Short answer · Medically reviewed summary · Last updated: 2026-04-07
Complex Regional Pain Syndrome (CRPS) is currently not considered a hereditary condition, as there is no single identified gene mutation that directly causes the disease to be passed from parent to child. Understanding the Genetic Landscape While CRPS is not strictly "hereditary" in the sense of Mendelian inheritance patterns (such as autosomal dominant or recessive), researchers are investigating whether certain individuals possess a genetic predisposition that makes them more susceptible to developing the condition following an injury. It is important to distinguish between a genetic disease—caused by a direct mutation—and a multifactorial condition, where a combination of subtle genetic variations and environmental triggers may play a role.
29 people with CRPS Complex Regional Pain Syndrome have shared their first-person experience on this question at DiseaseMaps.
Is CRPS Complex Regional Pain Syndrome hereditary?
Is CRPS Complex Regional Pain Syndrome hereditary? The genetic component explained in plain language, reviewed against medical sources, with patient experiences.
Complex Regional Pain Syndrome (CRPS) is currently not considered a hereditary condition, as there is no single identified gene mutation that directly causes the disease to be passed from parent to child.
Understanding the Genetic Landscape
While CRPS is not strictly "hereditary" in the sense of Mendelian inheritance patterns (such as autosomal dominant or recessive), researchers are investigating whether certain individuals possess a genetic predisposition that makes them more susceptible to developing the condition following an injury. It is important to distinguish between a genetic disease—caused by a direct mutation—and a multifactorial condition, where a combination of subtle genetic variations and environmental triggers may play a role. To date, no specific inheritance pattern has been established for CRPS, and it is not typically associated with de novo mutations.

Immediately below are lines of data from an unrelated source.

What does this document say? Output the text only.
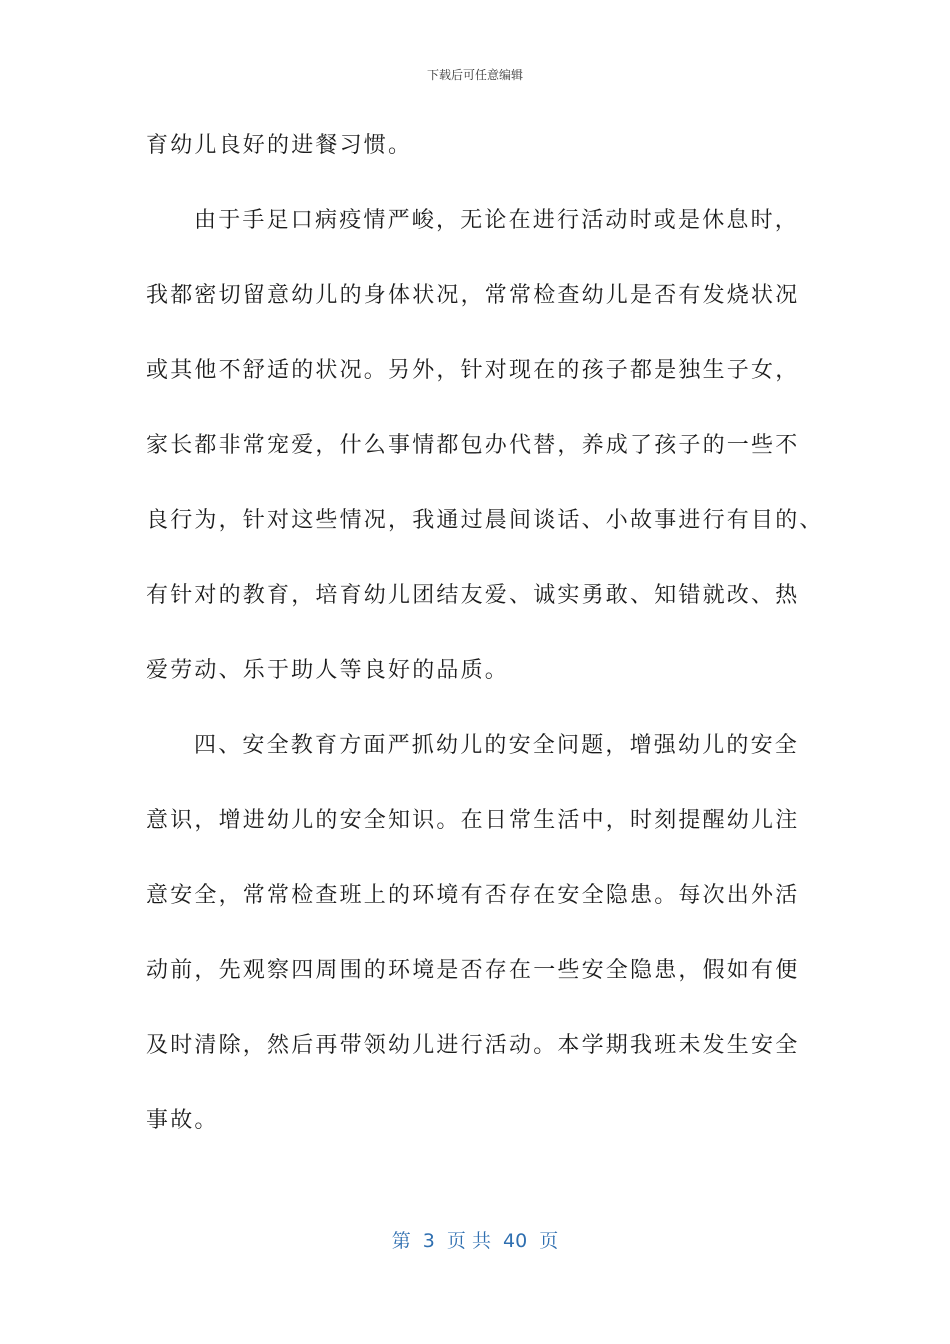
下载后可任意编辑
育幼儿良好的进餐习惯。
由于手足口病疫情严峻，无论在进行活动时或是休息时，
我都密切留意幼儿的身体状况，常常检查幼儿是否有发烧状况
或其他不舒适的状况。另外，针对现在的孩子都是独生子女，
家长都非常宠爱，什么事情都包办代替，养成了孩子的一些不
良行为，针对这些情况，我通过晨间谈话、小故事进行有目的、
有针对的教育，培育幼儿团结友爱、诚实勇敢、知错就改、热
爱劳动、乐于助人等良好的品质。
四、安全教育方面严抓幼儿的安全问题，增强幼儿的安全
意识，增进幼儿的安全知识。在日常生活中，时刻提醒幼儿注
意安全，常常检查班上的环境有否存在安全隐患。每次出外活
动前，先观察四周围的环境是否存在一些安全隐患，假如有便
及时清除，然后再带领幼儿进行活动。本学期我班未发生安全
事故。
第  3  页 共  40  页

Genetic Testing and Counseling
Because there is no known causative gene, there is currently no clinical genetic test available to diagnose CRPS or to determine an individual's risk of developing it. Consequently, genetic counseling is generally not requested for the purpose of prenatal diagnosis or carrier screening. However, if a family has a history of multiple members developing chronic pain syndromes, a consultation with a genetic counselor can still be valuable to help families understand the current scientific limitations and to explore the potential, albeit rare, influence of hereditary factors in complex pain processing.
Clinical Perspective
For those living with CRPS, the focus remains on the interplay between the nervous system and the immune system rather than inherited DNA sequences. The condition is complex, and while we cannot currently use genetics to predict who will be affected, our understanding of the pathways involved in CRPS continues to evolve through ongoing medical research. If you are planning a pregnancy and are concerned about your medical history, speaking with your neurologist or a pain specialist is the best way to discuss managing your symptoms safely during that time.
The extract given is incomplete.